Awan Mariam, Elshalakany Aya, Kalaitzoglou Dimitrios, Kalyal Nida, Sinha Siddharth, Perera Andrea, Wroe Wright Oliver, Gallagher Mathew J, Richardson Daniel, Elhag Ali, Marchi Francesco, Abougamil Ahmed, Silva Melissa, Oviedova Anna, Patel Sabina, Mirallave-Pescador Ana, Diaz-Baamonde Alba, Bleil Cristina, Zebian Bassel, Gullan Richard, Ashkan Keyoumars, Vergani Francesco, Bhangoo Ranjeev, Lavrador José Pedro

机构信息

Department of Neurosurgery, King's College Hospital Foundation Trust, London, UK.

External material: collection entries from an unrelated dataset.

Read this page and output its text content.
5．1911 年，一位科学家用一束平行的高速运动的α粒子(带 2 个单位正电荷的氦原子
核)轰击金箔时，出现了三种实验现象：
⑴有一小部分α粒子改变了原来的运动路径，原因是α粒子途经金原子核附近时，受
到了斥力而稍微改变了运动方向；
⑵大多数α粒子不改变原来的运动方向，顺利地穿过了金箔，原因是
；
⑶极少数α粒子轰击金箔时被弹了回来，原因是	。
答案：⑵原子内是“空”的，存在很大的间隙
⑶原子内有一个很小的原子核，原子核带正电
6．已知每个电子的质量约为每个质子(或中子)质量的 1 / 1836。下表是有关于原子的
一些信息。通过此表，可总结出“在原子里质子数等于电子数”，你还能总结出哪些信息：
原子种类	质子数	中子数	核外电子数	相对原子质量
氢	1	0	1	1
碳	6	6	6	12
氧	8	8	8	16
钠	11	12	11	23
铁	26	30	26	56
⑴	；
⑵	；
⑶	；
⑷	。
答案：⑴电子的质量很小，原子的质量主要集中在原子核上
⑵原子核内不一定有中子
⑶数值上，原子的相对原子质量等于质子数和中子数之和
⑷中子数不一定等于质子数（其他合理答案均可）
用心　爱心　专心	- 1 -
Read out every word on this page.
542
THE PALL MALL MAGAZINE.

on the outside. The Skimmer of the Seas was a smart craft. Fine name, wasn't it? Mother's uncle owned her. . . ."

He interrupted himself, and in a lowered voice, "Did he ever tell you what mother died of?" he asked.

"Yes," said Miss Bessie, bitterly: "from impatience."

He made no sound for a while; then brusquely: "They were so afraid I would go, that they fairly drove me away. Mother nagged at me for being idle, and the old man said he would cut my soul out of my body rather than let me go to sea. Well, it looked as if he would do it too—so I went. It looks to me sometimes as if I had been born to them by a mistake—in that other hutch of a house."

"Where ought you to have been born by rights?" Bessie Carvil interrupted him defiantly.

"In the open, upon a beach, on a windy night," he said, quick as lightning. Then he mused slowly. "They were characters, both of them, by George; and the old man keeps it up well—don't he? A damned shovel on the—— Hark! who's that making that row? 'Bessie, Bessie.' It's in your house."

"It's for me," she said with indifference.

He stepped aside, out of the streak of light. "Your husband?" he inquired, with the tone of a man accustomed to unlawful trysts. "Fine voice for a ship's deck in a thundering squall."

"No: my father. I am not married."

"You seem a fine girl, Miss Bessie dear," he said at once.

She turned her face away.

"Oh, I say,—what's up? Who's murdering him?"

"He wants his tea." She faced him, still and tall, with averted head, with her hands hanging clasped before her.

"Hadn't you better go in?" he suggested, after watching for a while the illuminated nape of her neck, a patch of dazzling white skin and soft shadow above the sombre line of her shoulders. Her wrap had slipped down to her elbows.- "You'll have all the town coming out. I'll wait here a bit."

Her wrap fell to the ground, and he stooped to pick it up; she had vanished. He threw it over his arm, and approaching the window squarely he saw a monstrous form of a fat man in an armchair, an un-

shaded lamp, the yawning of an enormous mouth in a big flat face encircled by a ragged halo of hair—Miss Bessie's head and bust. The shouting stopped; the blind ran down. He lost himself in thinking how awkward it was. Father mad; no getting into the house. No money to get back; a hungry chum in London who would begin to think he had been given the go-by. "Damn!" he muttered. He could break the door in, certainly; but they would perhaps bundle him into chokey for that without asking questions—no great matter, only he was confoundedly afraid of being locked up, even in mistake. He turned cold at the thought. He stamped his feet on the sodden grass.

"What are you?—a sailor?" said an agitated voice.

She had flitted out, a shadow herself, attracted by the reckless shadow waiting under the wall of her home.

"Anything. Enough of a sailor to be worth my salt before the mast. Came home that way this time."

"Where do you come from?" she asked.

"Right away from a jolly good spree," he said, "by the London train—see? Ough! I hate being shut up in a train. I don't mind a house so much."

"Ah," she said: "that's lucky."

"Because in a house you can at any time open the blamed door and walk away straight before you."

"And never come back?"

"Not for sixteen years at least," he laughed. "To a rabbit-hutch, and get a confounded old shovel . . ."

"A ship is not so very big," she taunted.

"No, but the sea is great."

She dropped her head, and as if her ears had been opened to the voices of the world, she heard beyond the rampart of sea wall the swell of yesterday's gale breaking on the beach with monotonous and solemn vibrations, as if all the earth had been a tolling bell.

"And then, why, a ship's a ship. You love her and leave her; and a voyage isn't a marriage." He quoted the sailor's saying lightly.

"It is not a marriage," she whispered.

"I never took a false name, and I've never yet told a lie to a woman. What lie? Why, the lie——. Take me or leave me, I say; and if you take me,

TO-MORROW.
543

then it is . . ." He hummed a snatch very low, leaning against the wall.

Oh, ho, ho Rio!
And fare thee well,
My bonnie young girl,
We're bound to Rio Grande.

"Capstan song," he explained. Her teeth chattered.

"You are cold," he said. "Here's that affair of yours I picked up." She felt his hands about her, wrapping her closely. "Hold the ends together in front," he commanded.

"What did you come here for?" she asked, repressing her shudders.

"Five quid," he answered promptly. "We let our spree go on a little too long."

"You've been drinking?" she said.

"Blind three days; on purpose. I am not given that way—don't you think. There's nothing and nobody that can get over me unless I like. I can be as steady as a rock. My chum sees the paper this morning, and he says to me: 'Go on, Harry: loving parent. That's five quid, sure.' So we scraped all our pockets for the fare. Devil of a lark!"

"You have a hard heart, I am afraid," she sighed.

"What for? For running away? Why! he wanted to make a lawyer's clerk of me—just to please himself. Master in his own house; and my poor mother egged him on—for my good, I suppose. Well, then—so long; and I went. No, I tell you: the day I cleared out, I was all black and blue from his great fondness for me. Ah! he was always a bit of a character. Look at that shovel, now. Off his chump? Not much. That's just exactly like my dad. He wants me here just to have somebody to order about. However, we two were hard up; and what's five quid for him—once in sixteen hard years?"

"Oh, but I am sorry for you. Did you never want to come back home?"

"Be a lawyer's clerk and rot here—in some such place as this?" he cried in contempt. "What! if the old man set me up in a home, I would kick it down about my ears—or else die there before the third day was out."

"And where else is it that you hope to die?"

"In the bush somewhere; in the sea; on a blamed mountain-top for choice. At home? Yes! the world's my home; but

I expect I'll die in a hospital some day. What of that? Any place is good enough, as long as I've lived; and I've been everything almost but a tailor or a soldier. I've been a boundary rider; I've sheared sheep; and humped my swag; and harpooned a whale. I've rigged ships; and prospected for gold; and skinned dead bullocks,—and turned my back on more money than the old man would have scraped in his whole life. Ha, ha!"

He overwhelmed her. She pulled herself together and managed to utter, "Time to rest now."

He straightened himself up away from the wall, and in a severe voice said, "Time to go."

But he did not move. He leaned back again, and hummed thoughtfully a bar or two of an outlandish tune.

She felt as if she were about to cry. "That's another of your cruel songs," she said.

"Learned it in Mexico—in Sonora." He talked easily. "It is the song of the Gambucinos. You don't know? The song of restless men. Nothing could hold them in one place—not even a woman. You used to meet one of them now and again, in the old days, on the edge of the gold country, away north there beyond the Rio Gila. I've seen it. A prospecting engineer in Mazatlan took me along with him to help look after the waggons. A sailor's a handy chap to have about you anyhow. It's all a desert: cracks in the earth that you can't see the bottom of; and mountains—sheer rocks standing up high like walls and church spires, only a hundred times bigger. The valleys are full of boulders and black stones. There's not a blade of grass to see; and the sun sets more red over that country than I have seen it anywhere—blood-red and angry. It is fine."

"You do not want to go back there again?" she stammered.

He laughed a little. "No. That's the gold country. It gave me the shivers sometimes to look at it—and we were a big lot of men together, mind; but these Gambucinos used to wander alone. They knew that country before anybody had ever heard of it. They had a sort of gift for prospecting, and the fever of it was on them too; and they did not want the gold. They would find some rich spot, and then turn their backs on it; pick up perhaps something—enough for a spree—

Department of Neurophysiology, King's College Hospital Foundation Trust, London, UK.

出版信息

Neurosurg Rev. 2025 Jan 18;48(1):63. doi: 10.1007/s10143-024-03160-y.

Abstract

Minimally invasive parafascicular surgery (MIPS) with the use of tubular retractors achieve a safe resection in deep seated tumours. Diffusion changes noted on postoperative imaging; the significance and clinical correlation of this remains poorly understood. Single centre retrospective cohort study of neuro-oncology patients undergoing MIPS. The impact of surgical approach-transsulcal (TS) versus transgyral (TG) - and respective entry points in clinical and imaging outcomes was assessed. 82 patients (35 male; 47 female, average age 43.94 ± 22.85 years) were included. 84% presented with neurological deficit and glioblastoma was the commonest diagnosis (38.24%). Surgical approach was not relevant for the number of patients that showed postoperative peritubular injury (TS: 20 (37.74%) versus TG: 8 (27.59%), p = 0.354) or its volume (TS: 0.95 ± 1.82 cc versus TG: 0.43 ± 1.32 cc, p = 0.1435). When adjusted for preoperative volume and depth of tumour, TS approach was associated with less diffusion restriction (p = 0.030). Temporal lobe access points had the highest volume of diffusion restriction (temporal lobe-2.50 ± 3.54 cc versus frontal lobe - 1.15 ± 1.53 versus parietal lobe-0.51 ± 0.91 cc, p = 0.0096), particularly in the TS approach (p = 0.0152). Superior motor outcomes were demonstrated in the TS versus the TG approach (postoperative improvement: TS: 14.63% versus TG: 6.9%, p = 0.015), especially for parietal approaches (p = 0.039). TS approach was related with a significantly decreased length of stay (TS-11.67 ± 14.19 days versus TG - 23.97 ± 18.01 days, p = 0.001). Transsulcal approach demonstrated a better motor outcome profile, particularly in parietal lobe, and shorter length of stay. The superior temporal sulcus was more susceptible to ischaemic changes. Therefore, transgyral route can be considered in temporal lobe MIPS.

摘要

使用管状牵开器的微创束旁手术(MIPS)可对深部肿瘤进行安全切除。术后影像学检查发现有扩散变化;但其意义和临床相关性仍知之甚少。对接受MIPS的神经肿瘤患者进行单中心回顾性队列研究。评估了手术入路——经脑沟(TS)与经脑回(TG)——以及各自的入点对临床和影像学结果的影响。纳入了82例患者(35例男性;47例女性,平均年龄43.94±22.85岁)。84%的患者有神经功能缺损,最常见的诊断是胶质母细胞瘤(38.24%)。手术入路与术后出现管状周围损伤的患者数量(TS:20例(37.74%)与TG:8例(27.59%),p = 0.354)或损伤体积(TS:0.95±1.82立方厘米与TG:0.43±1.32立方厘米,p = 0.1435)无关。在对术前肿瘤体积和深度进行校正后,TS入路与较少的扩散受限相关(p = 0.030)。颞叶入点的扩散受限体积最大(颞叶——2.50±3.54立方厘米,额叶——1.15±1.53立方厘米,顶叶——0.51±0.91立方厘米,p = 0.0096),特别是在TS入路中(p = 0.0152)。TS入路与TG入路相比,运动功能预后更好(术后改善情况:TS:14.63%与TG:6.9%,p = 0.015),尤其是顶叶入路(p = 0.039)。TS入路与住院时间显著缩短相关(TS——11.67±14.19天与TG——23.97±18.01天,p = 0.001)。经脑沟入路显示出更好的运动功能预后,尤其是在顶叶,且住院时间更短。颞上沟更容易发生缺血性改变。因此,在颞叶MIPS中可考虑经脑回途径。